The antithesis of the milder form is simple. By not playing, by not laughing at the clumsiness or railing at the stupidity, the anti-‘Stupid’ player will make a friend for life. One of the subtleties is that this game is often played by cyclothymic or manic-depressive personalities. When such people are euphoric, it seems as though they really want their associates to join in their laughter at themselves. It is often hard not to, for they give the impression that they will resent an abstainer—which in a way they do, since he threatens their position and spoils the game. But when they are depressed, and their resentment against those who laughed with or at them comes into the open, the abstainer knows that he has acted correctly. He may be the only one the patient is willing to have in the room or talk to when he is withdrawn, and all the former ‘friends’ who enjoyed the game are now treated as enemies.

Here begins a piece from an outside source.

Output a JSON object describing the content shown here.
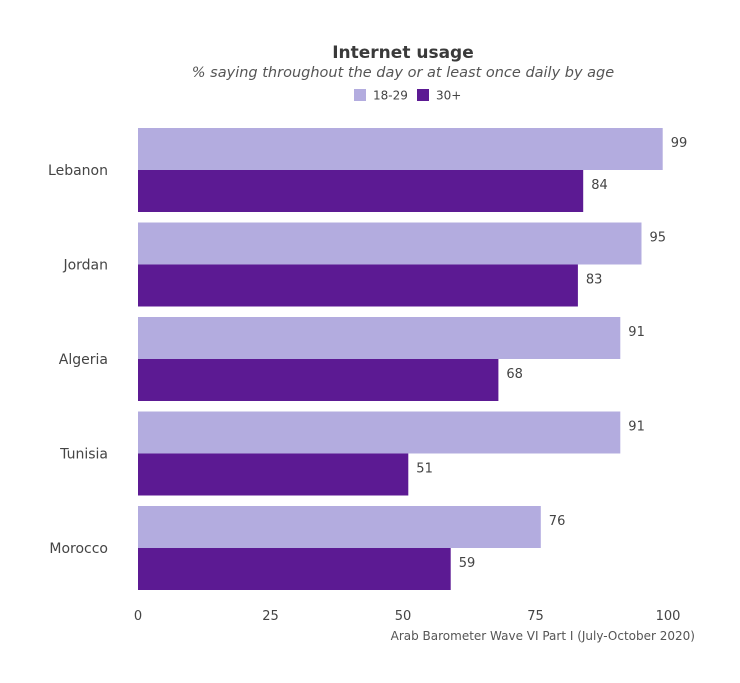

It is no use telling White that he is not really stupid. He may actually be of quite limited intelligence and well aware of it, which is how the game got started in the first place. There may be special areas, however, in which he is superior: often psychological insight is one. It does no harm to show whatever respect is deserved for such aptitudes, but this is different from clumsy attempts at ‘reassurance’. The latter may give him the bitter satisfaction of realizing that other people are even more stupid than he, but this is small consolation. Such ‘reassurance’ is certainly not the most intelligent therapeutic procedure; usually it is a move in a game of ‘I’m Only Trying to Help You’. The antithesis of ‘Stupid’ is not to substitute another game, but simply to refrain from playing ‘Stupid’.
The antithesis of the sullen form is a more complicated problem, because the sullen player is trying to provoke not laughter or derision but helplessness or exasperation, which he is well equipped to handle in accordance with his challenge. ‘So do me something.’ Thus he wins either way. If Black does nothing, it is because he feels helpless, and if he does something, it is because he is exasperated. Hence these people are prone also to play ‘Why Don’t You—Yes But’, from which they can get the same satisfactions in milder form. There is no easy solution in this case, nor is there likely to be one forthcoming until the psychodynamics of this game are more clearly understood.